He is the first man in her life, from the first moment a daughter gazes up at her father, she falls in love, and that love, and the way he responds to it, plays a major role in her development as a woman. To unravel the strands of this intimate bond is the challenge at the heart of this bold and compelling film written and directed by Rebecca Miller (Angela, Personal Velocity).

It is 1986, and Jack (Daniel Day-Lewis), a Scottish countercultural pioneer, lives on an island off the Eastern seaboard with his 16-year-old daughter Rose (Camilla Belle). They are isolated from others. He has home schooled her and made sure that there is no television in their ramshackle home. Jack has a terminal disease and becomes worried after Rose tells him that she intends to take her life as soon as he dies.

This prompts Jack to ask Kathleen (Catherine Keener), a woman from town that he has been having sex with, to move in with him and Rose.
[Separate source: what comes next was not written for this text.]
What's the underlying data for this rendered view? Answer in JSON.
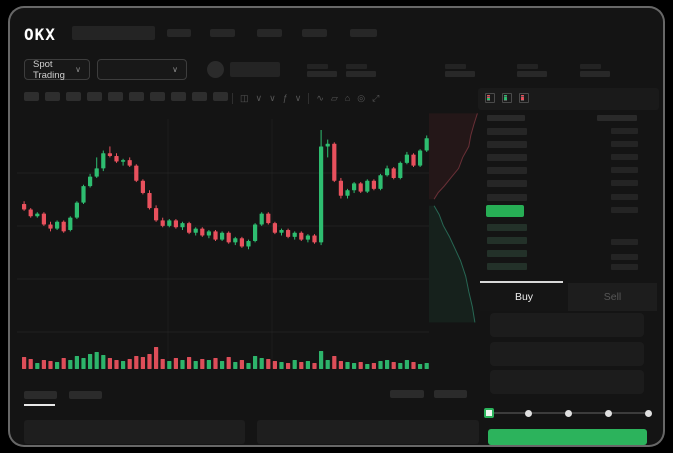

She is an earth woman with two very different teenage sons: the older, Rodney (Ryan McDonald), wants to be a hairdresser; Thaddius (Paul Dano) smokes pot and has a reputation as a troublemaker. Terribly upset by being forced to play second-fiddle to Kathleen, Rose asks Rodney to have sex with her. He declines but does shave off most of her long hair, giving her a totally new look. After doing the deed with Thaddius, she hangs the blood stained sheet from her bed on the clothesline outside so her father can see it. Things get even more out-of-hand when Rose simulates the psychedelic trips her father used to take with members of the commune in a geodesic dome.
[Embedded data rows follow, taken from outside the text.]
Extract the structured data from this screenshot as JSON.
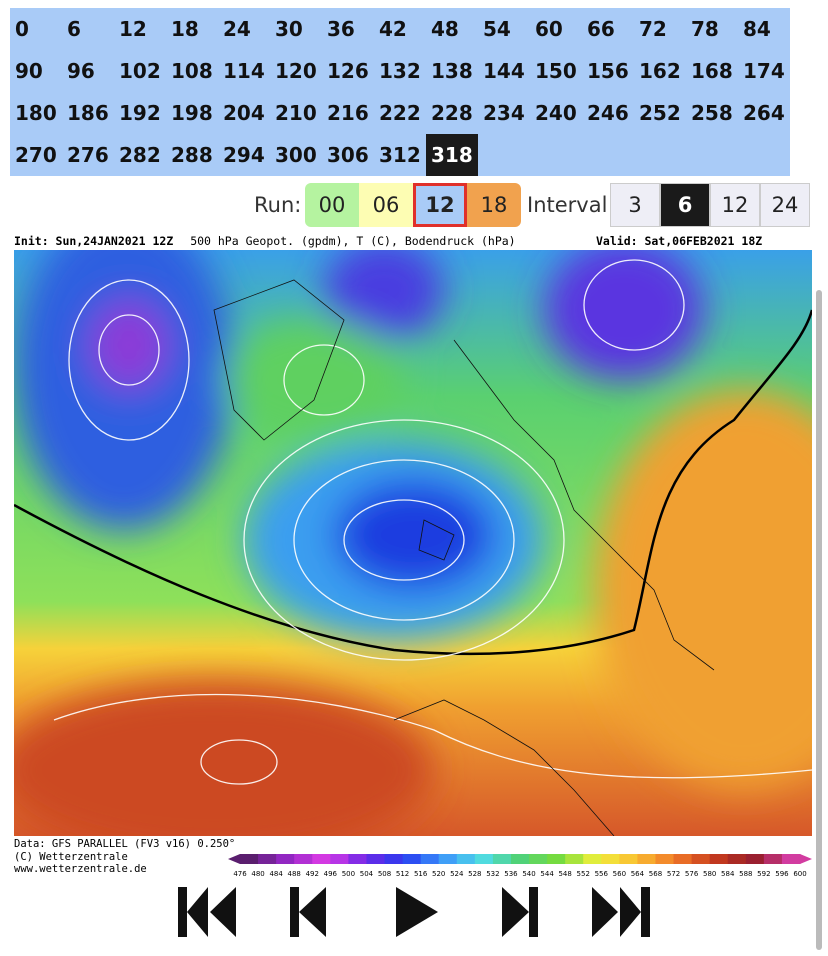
{
  "timesteps": {
    "values": [
      0,
      6,
      12,
      18,
      24,
      30,
      36,
      42,
      48,
      54,
      60,
      66,
      72,
      78,
      84,
      90,
      96,
      102,
      108,
      114,
      120,
      126,
      132,
      138,
      144,
      150,
      156,
      162,
      168,
      174,
      180,
      186,
      192,
      198,
      204,
      210,
      216,
      222,
      228,
      234,
      240,
      246,
      252,
      258,
      264,
      270,
      276,
      282,
      288,
      294,
      300,
      306,
      312,
      318
    ],
    "selected": 318
  },
  "run": {
    "label": "Run:",
    "options": [
      "00",
      "06",
      "12",
      "18"
    ],
    "selected": "12"
  },
  "interval": {
    "label": "Interval",
    "options": [
      "3",
      "6",
      "12",
      "24"
    ],
    "selected": "6"
  },
  "map": {
    "init": "Init: Sun,24JAN2021 12Z",
    "title": "500 hPa Geopot. (gpdm), T (C), Bodendruck (hPa)",
    "valid": "Valid: Sat,06FEB2021 18Z"
  },
  "footer": {
    "lines": [
      "Data: GFS PARALLEL (FV3 v16) 0.250°",
      "(C) Wetterzentrale",
      "www.wetterzentrale.de"
    ]
  },
  "colorbar": {
    "labels": [
      476,
      480,
      484,
      488,
      492,
      496,
      500,
      504,
      508,
      512,
      516,
      520,
      524,
      528,
      532,
      536,
      540,
      544,
      548,
      552,
      556,
      560,
      564,
      568,
      572,
      576,
      580,
      584,
      588,
      592,
      596,
      600
    ]
  }
}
Rebecca Miller has tackled a very tricky and elusive theme in The Ballad of Jack & Rose: the mysterious and primal connection between a father and daughter who have grown too close and too dependent upon each other. Daniel Day Lewis, the director's husband, gives a tour de force performance as an idealist who sees the world in black-and-whites. He is an avid environmentalist who's enraged when Marty Rance (Beau Bridges), a successful developer, starts building houses on swampland. In a confrontation with the entrepreneur, Jack breaks down and for the first time in his life, sees clearly how his idealism has faltered and he has turned into a wild man lacking any reason.
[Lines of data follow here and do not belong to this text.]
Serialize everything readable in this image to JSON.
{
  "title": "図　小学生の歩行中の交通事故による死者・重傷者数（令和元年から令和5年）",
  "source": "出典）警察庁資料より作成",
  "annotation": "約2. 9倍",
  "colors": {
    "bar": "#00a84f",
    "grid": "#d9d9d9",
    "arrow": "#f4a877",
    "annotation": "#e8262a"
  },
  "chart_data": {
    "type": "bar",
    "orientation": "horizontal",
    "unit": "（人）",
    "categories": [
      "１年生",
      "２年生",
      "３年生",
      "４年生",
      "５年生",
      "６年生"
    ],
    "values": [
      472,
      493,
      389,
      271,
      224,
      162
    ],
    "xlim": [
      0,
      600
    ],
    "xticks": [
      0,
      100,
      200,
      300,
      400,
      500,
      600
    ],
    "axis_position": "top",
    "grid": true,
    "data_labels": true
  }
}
It is hard for Rose to deal with her father's vulnerability. Psychologists who have studied father-daughter relationships have concluded that it often takes a woman three decades to come to terms with all the nuances in this primal relationship that plays such an important role in her choice of friends, lovers, husband, and career path. Rose, it turns out, is a quick learner and manages to make the most of her father's impact and legacy upon her life. This is a fascinating psychodrama with Camilla Bella giving a memorable performance to equal the one by Daniel Day Lewis.